Ava Gabriel: bright, the first in her family to continue with school, an writer at heart, and her mind set on nothing. If anyone was to ask her what her favorite hobbies were, she’d probably give them a blank stare and say something along the line of books or movies. Frankly, no one knows what Ava is thinking. No one in her family has ever been to a place without a man pushing a cart of snacks, a place that wasn’t filled with the aromas of fish and beef simultaneous in a dance that tempted the nearest passerby to come and sit. The only smells were that off burnt toast and dust filled shelves that covered the university’s library from head to toe. But, those that were lucky enough to get more than two sentences from the out of place blank stare, could pick Ava out of the crowd by her flowing dark brown hair, ninja turtle green backpack, black and white baseball cap, and jeans. Something screams outgoing, but she fits the “nod and walk away” category of college.
Tuesday. 10 am. 3rd floor of the library.

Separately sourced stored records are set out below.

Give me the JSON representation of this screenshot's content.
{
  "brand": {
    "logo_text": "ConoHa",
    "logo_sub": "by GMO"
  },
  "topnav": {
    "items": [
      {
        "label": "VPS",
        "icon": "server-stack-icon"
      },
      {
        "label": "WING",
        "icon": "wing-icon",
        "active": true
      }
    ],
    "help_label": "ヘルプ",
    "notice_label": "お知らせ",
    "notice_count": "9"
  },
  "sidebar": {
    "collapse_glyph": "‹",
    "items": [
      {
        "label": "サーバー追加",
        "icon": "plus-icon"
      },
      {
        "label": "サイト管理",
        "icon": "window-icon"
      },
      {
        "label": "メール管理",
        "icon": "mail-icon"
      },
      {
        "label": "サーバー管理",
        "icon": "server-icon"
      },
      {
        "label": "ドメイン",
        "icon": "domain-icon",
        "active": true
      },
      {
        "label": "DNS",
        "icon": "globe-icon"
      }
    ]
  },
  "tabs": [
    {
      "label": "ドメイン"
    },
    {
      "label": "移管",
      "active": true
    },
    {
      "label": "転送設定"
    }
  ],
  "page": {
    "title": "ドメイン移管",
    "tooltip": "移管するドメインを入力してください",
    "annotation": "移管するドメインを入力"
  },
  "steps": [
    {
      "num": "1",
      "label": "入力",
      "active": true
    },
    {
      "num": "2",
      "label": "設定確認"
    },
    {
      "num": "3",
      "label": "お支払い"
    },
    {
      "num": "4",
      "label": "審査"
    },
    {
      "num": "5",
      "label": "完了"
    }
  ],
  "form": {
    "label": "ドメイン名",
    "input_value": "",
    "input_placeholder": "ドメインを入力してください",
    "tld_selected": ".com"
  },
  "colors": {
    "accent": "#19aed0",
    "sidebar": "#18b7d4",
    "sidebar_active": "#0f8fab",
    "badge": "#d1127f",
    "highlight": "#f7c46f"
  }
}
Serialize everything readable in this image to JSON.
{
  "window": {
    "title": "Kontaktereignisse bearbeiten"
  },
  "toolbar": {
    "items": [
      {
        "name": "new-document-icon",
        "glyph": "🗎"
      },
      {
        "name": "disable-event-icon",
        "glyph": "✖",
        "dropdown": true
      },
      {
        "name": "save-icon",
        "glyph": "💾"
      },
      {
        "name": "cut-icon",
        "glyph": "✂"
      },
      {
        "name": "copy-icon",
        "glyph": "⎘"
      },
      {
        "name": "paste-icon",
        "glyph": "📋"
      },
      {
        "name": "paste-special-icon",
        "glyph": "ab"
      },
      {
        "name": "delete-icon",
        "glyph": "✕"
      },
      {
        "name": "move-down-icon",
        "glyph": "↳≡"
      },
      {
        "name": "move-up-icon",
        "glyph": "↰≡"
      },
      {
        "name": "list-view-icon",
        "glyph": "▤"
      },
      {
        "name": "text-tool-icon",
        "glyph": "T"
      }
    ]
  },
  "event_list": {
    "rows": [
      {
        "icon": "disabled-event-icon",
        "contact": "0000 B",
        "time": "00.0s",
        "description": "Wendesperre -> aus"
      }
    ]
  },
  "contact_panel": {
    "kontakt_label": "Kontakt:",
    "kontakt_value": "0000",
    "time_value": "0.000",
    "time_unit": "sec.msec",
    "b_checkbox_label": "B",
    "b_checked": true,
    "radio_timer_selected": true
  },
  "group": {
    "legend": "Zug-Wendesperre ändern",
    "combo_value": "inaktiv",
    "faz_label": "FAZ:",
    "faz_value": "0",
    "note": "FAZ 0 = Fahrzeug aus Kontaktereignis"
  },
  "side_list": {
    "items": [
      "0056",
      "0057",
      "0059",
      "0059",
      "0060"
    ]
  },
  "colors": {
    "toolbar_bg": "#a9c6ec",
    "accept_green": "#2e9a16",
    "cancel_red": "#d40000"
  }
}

Now, I’ve never been one to know people’s schedule, but she always shows up at around the same time every week. And I know it seems a bit “stalkerish”, but trust me when I say coincidence. The quiet, possibly stuck up Ava Gabriel. Something seems to be a bit off with her, but I’ll tell you that it’s probably just nerves. Story goes is that she’s a transfer from a bad neighborhood and she’s has this image that all of us are privileged rich kids; and while that may be true (for some of us), I’m not buying it. I had a Chem class with her, and she was always the first done and always got the highest marks. The other “intellectually advantaged” few would talk and brag about the random fun facts of the day, but not Ava. You see, Ava would sit towards the back with her printouts laid out on the desk, notes set, and eyes focused on the board. My buddy Brad tried talking to her once and it didn’t go well, “I swear dude, she only knows two words: ‘textbook’ and ‘study’.” I think there’s more to that, right? There has to be. She always stared out of the window in class, and even in the library (when she’s here). I could careless about who she is, but the fact that she keeps popping up bugs me. 

Traffic Jam

As I laid still in the passenger seat, the red brake lights melted with the white headlights and the orange lamps that lit the highway. A silver finish and black lines separated us from the other tired eyes that sat in midnight traffic. The radio grew to a comforting peak, and she sang on as we moved slower than a snail curled by salt. Brown eyes and a warm smile, that’s what I remember the most. Nearing sleep. I looked at her, and I could see each strand moving slowly across her eyelids. Falling, fainting. A smile from ear to ear, blossomed under the moonlight as each note rang out in harmony like a sudden breeze in spring.